Noting that many New Yorkers “felt forgotten” in the presidential election, state Assemblywoman Sandy Galef will host a Jan. 12 public forum in Croton-on-Hudson on replacing the Electoral College with a national popular vote.
The forum will be from 6:30 to 8:30 p.m. at the Croton Free Library. Speakers will include state Assemblyman Jeff Dinowitz, sponsor of a state bill this year that secured New York’s place in the National Popular Vote Compact, which would bind states to award their electoral votes to the winner of the nationwide popular vote but would only take effect when enough states have passed identical legislation to comprise a majority of the Electoral College’s 538 votes. The compact now has 165, or 61 percent, of the necessary 270 electoral votes.
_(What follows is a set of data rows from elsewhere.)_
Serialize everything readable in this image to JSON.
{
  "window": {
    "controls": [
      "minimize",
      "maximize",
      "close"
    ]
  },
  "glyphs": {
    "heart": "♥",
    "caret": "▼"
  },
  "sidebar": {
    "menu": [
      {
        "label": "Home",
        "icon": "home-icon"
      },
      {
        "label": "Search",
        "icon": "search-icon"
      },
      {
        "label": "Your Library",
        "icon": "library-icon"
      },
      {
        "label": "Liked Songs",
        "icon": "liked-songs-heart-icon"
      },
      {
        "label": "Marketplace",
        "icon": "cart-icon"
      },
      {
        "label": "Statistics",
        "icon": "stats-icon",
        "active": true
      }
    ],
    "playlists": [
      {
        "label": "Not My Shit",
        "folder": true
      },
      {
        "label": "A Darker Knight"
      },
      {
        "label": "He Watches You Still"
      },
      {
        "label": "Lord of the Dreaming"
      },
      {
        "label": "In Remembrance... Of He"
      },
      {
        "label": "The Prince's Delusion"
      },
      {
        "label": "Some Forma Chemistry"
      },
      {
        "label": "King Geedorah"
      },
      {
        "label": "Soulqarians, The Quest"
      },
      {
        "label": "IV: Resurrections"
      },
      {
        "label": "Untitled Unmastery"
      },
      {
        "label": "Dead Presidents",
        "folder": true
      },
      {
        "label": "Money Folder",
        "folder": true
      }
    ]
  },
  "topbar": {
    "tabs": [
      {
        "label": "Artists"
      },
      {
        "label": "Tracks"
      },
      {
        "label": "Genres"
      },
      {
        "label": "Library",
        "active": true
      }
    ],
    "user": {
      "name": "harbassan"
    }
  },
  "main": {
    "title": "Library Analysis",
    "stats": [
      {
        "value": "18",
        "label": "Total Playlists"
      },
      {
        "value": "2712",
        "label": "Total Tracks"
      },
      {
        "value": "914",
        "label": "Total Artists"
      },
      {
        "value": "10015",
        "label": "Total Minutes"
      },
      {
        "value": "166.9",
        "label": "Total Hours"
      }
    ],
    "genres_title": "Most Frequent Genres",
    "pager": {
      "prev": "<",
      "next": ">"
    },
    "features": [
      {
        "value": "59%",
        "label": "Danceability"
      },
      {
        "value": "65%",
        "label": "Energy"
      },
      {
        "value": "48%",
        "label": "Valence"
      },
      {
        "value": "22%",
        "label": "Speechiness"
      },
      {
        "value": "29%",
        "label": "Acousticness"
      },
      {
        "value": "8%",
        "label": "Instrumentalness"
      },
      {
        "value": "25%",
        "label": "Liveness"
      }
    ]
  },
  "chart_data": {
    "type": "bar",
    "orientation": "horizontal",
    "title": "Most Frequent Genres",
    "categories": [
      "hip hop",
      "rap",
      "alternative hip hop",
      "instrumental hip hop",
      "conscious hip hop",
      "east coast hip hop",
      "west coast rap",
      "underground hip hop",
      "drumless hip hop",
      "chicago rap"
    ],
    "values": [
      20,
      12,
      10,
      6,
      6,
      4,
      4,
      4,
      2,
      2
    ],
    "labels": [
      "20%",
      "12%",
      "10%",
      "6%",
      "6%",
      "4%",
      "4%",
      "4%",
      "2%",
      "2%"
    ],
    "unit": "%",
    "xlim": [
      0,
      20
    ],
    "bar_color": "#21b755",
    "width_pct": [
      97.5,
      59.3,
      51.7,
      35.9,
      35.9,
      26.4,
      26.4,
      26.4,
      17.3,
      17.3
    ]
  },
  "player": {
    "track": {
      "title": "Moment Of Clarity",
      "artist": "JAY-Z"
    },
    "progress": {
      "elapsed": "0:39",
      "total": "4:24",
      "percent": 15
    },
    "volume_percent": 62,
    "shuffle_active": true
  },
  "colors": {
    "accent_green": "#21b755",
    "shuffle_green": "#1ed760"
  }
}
Also scheduled to speak at the forum are Hendrik Hertzberg, political analyst for The New Yorker magazine and board member of Fairvote.org, and Jeanne Zaino, professor of political science and international studies at Iona College
Galef, an Ossining Democrat whose 95th Assembly district includes parts of Westchester, Putnam and Dutchess counties, in an op-ed to the Business Journal said New York was one of 25 states where the major presidential candidates had “very limited campaign efforts” after their party nominating conventions last summer.
“We provide donations of time and money but we are told to call or visit other states, and 94 percent of campaign funding is spent in only 12 states,” she wrote. “These ‘swing’ states, showing up purple on our computers and televisions, seem to be the only places that matter in our elections.”
“But the problem does not end when the election is concluded. The ‘battleground’ states receive 7 percent more federal grant aid than the states that consistently lean toward the same party. Our states face the same problems: mass transportation, inadequate affordable housing, aging infrastructure and support for public schools are issues in New York too.”
Galef said the community discussion was prompted by phone calls and “an overwhelming number” of emails she has received from constituents with questions and interest in changing from the Electoral College system to a national popular vote.
“As our nation is changing, the choices before us are to continue the Electoral College as it is or to look toward amending the constitution or adopting the National Popular Vote,” Galef said.